S'il se livre à coeur ouvert, avec une cordiale sincérité, l'auteur ne manque pas de céder à une esthétique du leitmotiv à la Richard Wagner, pour mettre des mots, des éléments de phrase récurrents, sur la haine - et tourner autour d'elle comme l'on tourne à l'occasion d'une valse viennoise, d'une manière structurée, pour ainsi dire géométrique. Les références littéraires sont présentes aussi; et si Mauriac affleure, c'est surtout les auteurs germaniques, Thomas Mann en tête, qui occupent le terrain. On pourrait enfin rapprocher le souci d'esthétique littéraire de l'auteur d'un souci à maintes reprises évoqué de maintien du corps à travers les ans, assuré à coups de séances de fitness.

 

"Musique dans la Karl Johan Strasse" occupe la deuxième partie du livre. Débarrassé de ce système de leitmotiv, ce second journal, rédigé en 2014, apparaît plus souple et organique. Le titre fait référence à une oeuvre d'Edvard Munch, et s'avère programmatique: les jalons de cette séquence sont des expositions d'art visitées çà et là.
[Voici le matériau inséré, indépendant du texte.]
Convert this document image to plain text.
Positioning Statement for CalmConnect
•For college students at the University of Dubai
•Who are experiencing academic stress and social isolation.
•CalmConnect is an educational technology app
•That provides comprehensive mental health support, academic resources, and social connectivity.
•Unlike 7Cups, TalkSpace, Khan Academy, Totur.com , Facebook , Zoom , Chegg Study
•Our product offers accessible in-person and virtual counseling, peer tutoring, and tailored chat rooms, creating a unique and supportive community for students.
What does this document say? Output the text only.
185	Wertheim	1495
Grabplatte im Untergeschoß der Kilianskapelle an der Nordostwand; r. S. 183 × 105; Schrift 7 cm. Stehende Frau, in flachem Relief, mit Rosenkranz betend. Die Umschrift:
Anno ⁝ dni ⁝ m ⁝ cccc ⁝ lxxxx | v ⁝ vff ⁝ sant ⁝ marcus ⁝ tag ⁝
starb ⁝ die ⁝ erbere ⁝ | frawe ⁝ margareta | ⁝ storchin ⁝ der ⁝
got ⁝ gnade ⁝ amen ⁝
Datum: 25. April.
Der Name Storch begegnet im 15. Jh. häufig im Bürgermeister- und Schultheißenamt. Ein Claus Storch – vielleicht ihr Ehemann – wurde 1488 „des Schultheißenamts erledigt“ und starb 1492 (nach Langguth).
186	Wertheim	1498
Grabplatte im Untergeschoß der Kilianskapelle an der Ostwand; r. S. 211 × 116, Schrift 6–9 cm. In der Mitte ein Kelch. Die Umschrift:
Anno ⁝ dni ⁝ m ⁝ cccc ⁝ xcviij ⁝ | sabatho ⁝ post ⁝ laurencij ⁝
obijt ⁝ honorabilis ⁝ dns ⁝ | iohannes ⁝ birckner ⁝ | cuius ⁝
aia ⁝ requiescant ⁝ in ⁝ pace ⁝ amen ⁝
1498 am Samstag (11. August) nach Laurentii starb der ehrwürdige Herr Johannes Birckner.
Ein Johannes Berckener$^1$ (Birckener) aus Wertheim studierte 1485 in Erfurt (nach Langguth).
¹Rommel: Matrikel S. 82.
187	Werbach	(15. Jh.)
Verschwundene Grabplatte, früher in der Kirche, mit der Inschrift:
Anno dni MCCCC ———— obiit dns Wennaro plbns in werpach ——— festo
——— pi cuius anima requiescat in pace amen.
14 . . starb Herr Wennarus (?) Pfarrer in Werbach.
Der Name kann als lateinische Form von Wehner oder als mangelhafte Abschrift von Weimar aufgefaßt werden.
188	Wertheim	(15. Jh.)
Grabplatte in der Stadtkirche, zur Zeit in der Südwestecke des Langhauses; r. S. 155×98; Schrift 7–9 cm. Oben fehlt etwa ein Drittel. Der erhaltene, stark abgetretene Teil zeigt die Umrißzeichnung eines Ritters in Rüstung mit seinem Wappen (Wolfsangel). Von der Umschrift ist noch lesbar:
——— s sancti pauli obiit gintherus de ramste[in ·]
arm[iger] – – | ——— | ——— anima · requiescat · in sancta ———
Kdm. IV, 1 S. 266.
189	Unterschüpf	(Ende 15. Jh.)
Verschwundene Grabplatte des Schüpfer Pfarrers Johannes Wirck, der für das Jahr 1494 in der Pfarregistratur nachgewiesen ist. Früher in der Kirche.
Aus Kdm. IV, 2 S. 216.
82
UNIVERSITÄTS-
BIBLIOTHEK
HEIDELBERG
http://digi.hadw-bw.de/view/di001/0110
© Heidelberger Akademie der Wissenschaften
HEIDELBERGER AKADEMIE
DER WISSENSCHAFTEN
Prolongeant les thèmes abordés dans le "Journal de la haine et autres douleurs", le diariste, en vagabond improbable ("Wanderer"), y explore différentes facettes de son identité, telle l'homosexualité, les sentiments perdus et retrouvés (figure de Cy.), mais aussi le mal de vivre, tiraillé entre des lieux chéris mais lointains. Et aussi le fait de n'être plus jeune, sans être franchement vieux: juste entre deux âges.

 

Les pages du huitième livre de Frédéric Vallotton mettent à nu une personnalité tourmentée, digne dans sa haine. Elle apparaît avec une franchise et une sincérité que le souci esthétique n'altère pas et qui, du coup, saura interpeller le lecteur, le faire sortir de sa zone de confort en l'interpellant, et ne saurait donc le laisser indifférent.

 

Frédéric Vallotton, Journal de la haine et autres douleurs, Lausanne/La Chaux-de-Fonds, Olivier Morattel Editeur, 2015.